Talha b. Ubeydullah'ın, onbiri erkek, ikisi kız olmak üzere onüç çocuğu vardı. Erkek çocukların herbirine bir peygamber ismi vermişti. Bunlar: es-Seccâd diye bilinen ve Cemel vak'asında babasıyla birlikte öldürülen Muhammed, İmran, Musa, Ya'kub (Harre günü öldürüldü), İsmail, İshak, Zekeriyyâ, Yusuf, İsâ, Yahya, Salih idi. Kızları ise Aişe ve Meryem idi (İbn Sa'd, a.g.e., III, 214; İbn Hişam,.a.g.e., 1,-307).

Talha, doğrudan Resulullah (s.a.v.)'dan rivayette bulunduğu gibi, Hz. Ebubekir'le Hz. Ömer'den de hadis nakletmiştir. Kendisinden de, oğulları; Yahya, Musa ve İsa ile Kays b. Ebi Hâzım, Ebu Seleme b. Abdirrahman, el-Ahnef, Mâlik b. Ebî Âmir ve başkaları rivayet etmişlerdir (İbn Sa'd, a.g.e., III, 219; el-Askalânî, a.g.e., 111, 290).

Talha; orta boylu, geniş göğüslü, geniş omuzlu ve iri ayaklı idi. Esmer benizli, sık saçlı fakat saçları ne kısa kıvırcık ne de düz ve uzundu. Güler yüzlü, ince burunlu idi. Saçlarını boyamazdı. Yürüdüğü zaman sür'atli yürür, bir yere yöneldiği vakit tüm vucudu ile dönerdi (İbn Sa'd, a.g.e., 111, 219; el-Askalânî, a.g.e., 111, 291).

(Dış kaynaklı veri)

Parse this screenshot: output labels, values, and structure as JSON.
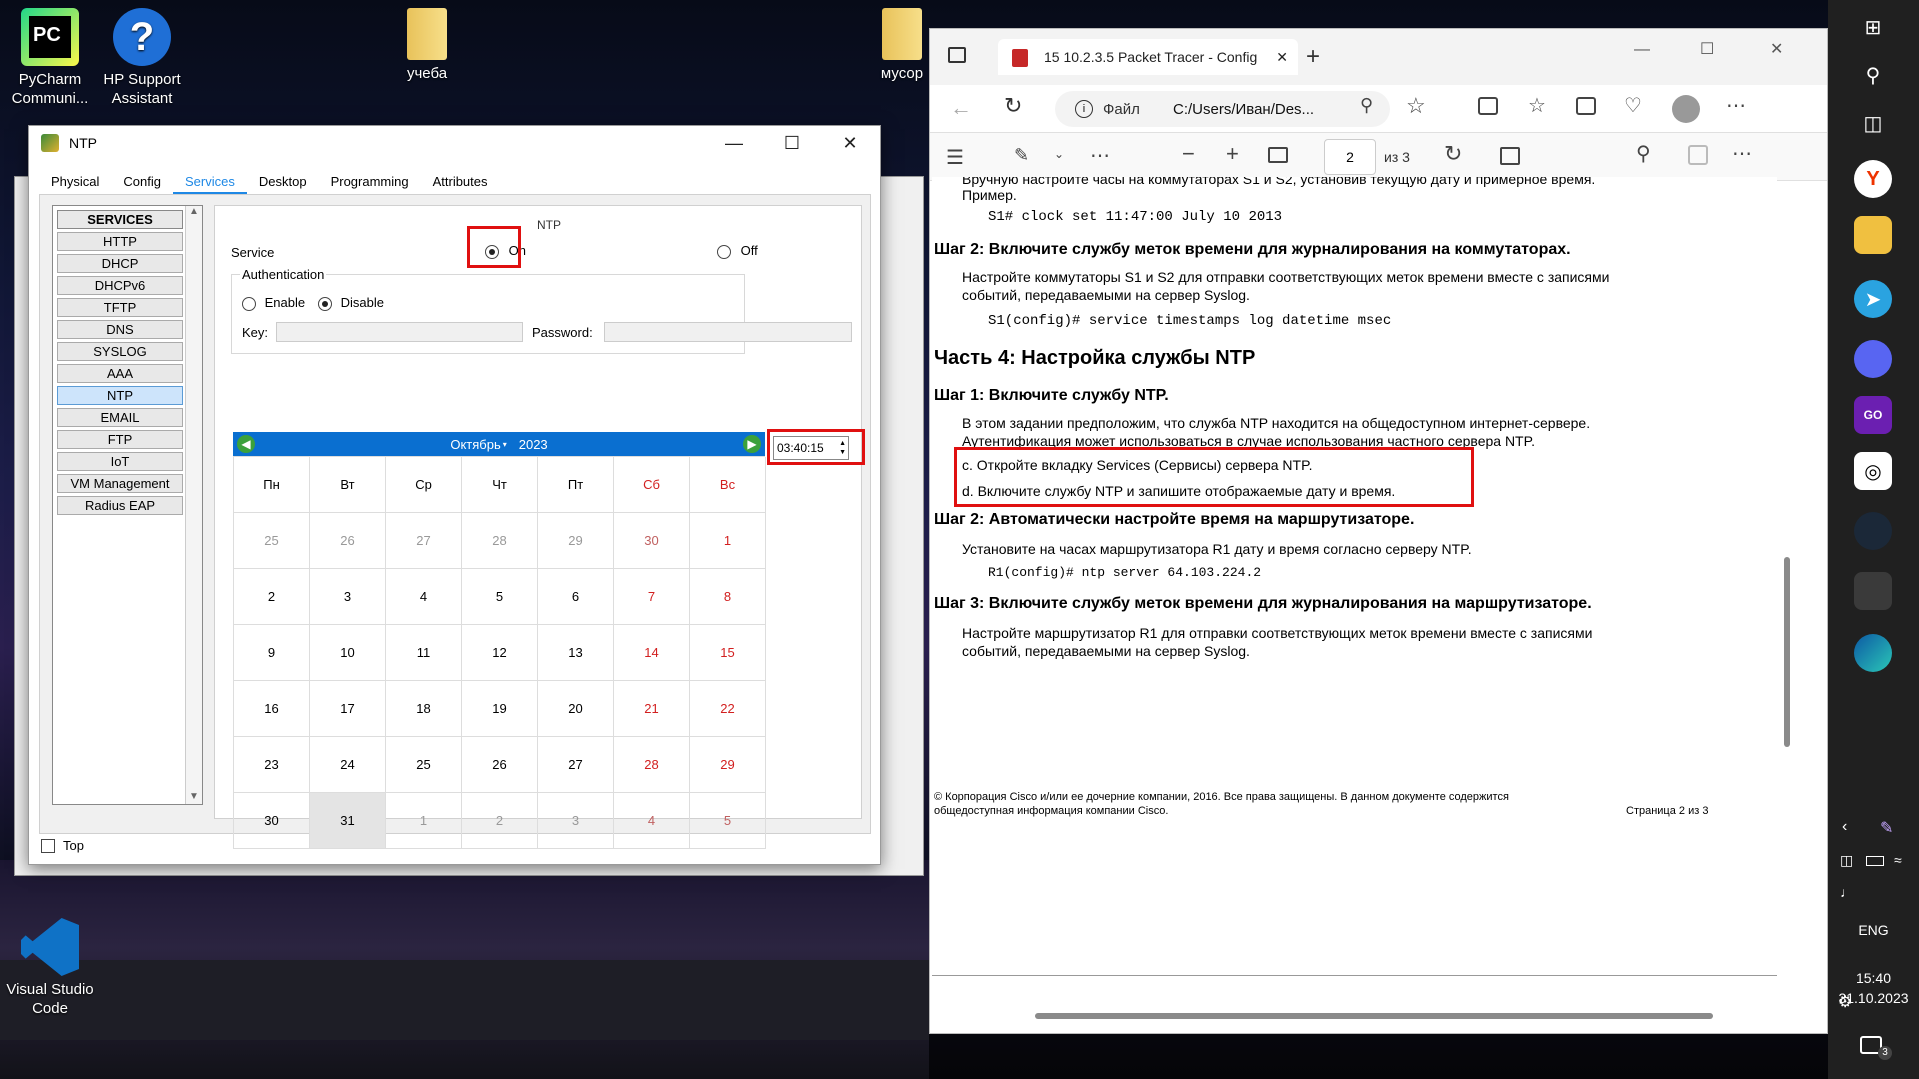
{
  "desktop": {
    "icons": [
      {
        "label1": "PyCharm",
        "label2": "Communi..."
      },
      {
        "label1": "HP Support",
        "label2": "Assistant"
      },
      {
        "label1": "учеба",
        "label2": ""
      },
      {
        "label1": "мусор",
        "label2": ""
      },
      {
        "label1": "Visual Studio",
        "label2": "Code"
      }
    ]
  },
  "ntp": {
    "title": "NTP",
    "tabs": [
      "Physical",
      "Config",
      "Services",
      "Desktop",
      "Programming",
      "Attributes"
    ],
    "services_header": "SERVICES",
    "services": [
      "HTTP",
      "DHCP",
      "DHCPv6",
      "TFTP",
      "DNS",
      "SYSLOG",
      "AAA",
      "NTP",
      "EMAIL",
      "FTP",
      "IoT",
      "VM Management",
      "Radius EAP"
    ],
    "section_title": "NTP",
    "service_label": "Service",
    "on_label": "On",
    "off_label": "Off",
    "auth_label": "Authentication",
    "enable_label": "Enable",
    "disable_label": "Disable",
    "key_label": "Key:",
    "password_label": "Password:",
    "month": "Октябрь",
    "year": "2023",
    "time": "03:40:15",
    "weekdays": [
      "Пн",
      "Вт",
      "Ср",
      "Чт",
      "Пт",
      "Сб",
      "Вс"
    ],
    "days": [
      [
        "25",
        "26",
        "27",
        "28",
        "29",
        "30",
        "1"
      ],
      [
        "2",
        "3",
        "4",
        "5",
        "6",
        "7",
        "8"
      ],
      [
        "9",
        "10",
        "11",
        "12",
        "13",
        "14",
        "15"
      ],
      [
        "16",
        "17",
        "18",
        "19",
        "20",
        "21",
        "22"
      ],
      [
        "23",
        "24",
        "25",
        "26",
        "27",
        "28",
        "29"
      ],
      [
        "30",
        "31",
        "1",
        "2",
        "3",
        "4",
        "5"
      ]
    ],
    "top_label": "Top"
  },
  "browser": {
    "tab_title": "15 10.2.3.5 Packet Tracer - Config",
    "addr_prefix": "Файл",
    "addr": "C:/Users/Иван/Des...",
    "page_num": "2",
    "page_of": "из 3",
    "doc": {
      "l0": "Вручную настройте часы на коммутаторах S1 и S2, установив текущую дату и примерное время.",
      "l0b": "Пример.",
      "c1": "S1# clock set 11:47:00 July 10 2013",
      "s2": "Шаг 2:    Включите службу меток времени для журналирования на коммутаторах.",
      "p2a": "Настройте коммутаторы S1 и S2 для отправки соответствующих меток времени вместе с записями",
      "p2b": "событий, передаваемыми на сервер Syslog.",
      "c2": "S1(config)# service timestamps log datetime msec",
      "part4": "Часть 4:    Настройка службы NTP",
      "s41": "Шаг 1:    Включите службу NTP.",
      "p41a": "В этом задании предположим, что служба NTP находится на общедоступном интернет-сервере.",
      "p41b": "Аутентификация может использоваться в случае использования частного сервера NTP.",
      "lc": "c.    Откройте вкладку Services (Сервисы) сервера NTP.",
      "ld": "d.    Включите службу NTP и запишите отображаемые дату и время.",
      "s42": "Шаг 2:    Автоматически настройте время на маршрутизаторе.",
      "p42": "Установите на часах маршрутизатора R1 дату и время согласно серверу NTP.",
      "c3": "R1(config)# ntp server 64.103.224.2",
      "s43": "Шаг 3:    Включите службу меток времени для журналирования на маршрутизаторе.",
      "p43a": "Настройте маршрутизатор R1 для отправки соответствующих меток времени вместе с записями",
      "p43b": "событий, передаваемыми на сервер Syslog.",
      "foot1": "© Корпорация Cisco и/или ее дочерние компании, 2016. Все права защищены. В данном документе содержится",
      "foot2": "общедоступная информация компании Cisco.",
      "pageinfo": "Страница 2 из 3"
    }
  },
  "taskbar": {
    "lang": "ENG",
    "time": "15:40",
    "date": "31.10.2023",
    "notif": "3"
  }
}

Ashâbın zenginlerindendi. Zengin olduğu kadar da cömertti. Cömertliği sebebiyle kendisine "el-Fayyâd" denirdi. Vefat ettiği zaman, miras olarak bir hayli gayrimenkul, nakit para ve değerli eşya bırakmıştır. Rivâyete göre gayri menkullerinin tutarı otuz milyon dirhem, nakitlerinin tutarı iki milyon ikiyüz dirhem ve ikiyüz bin dinar idi. Sadece Irak'tan gelen yıllık geliri yüzbin dirhem civarındaydı (İbn Sa'd, a.g.e., 111, 221 vd.; İbnü'l-Esîr, a.g.e., 111, 85).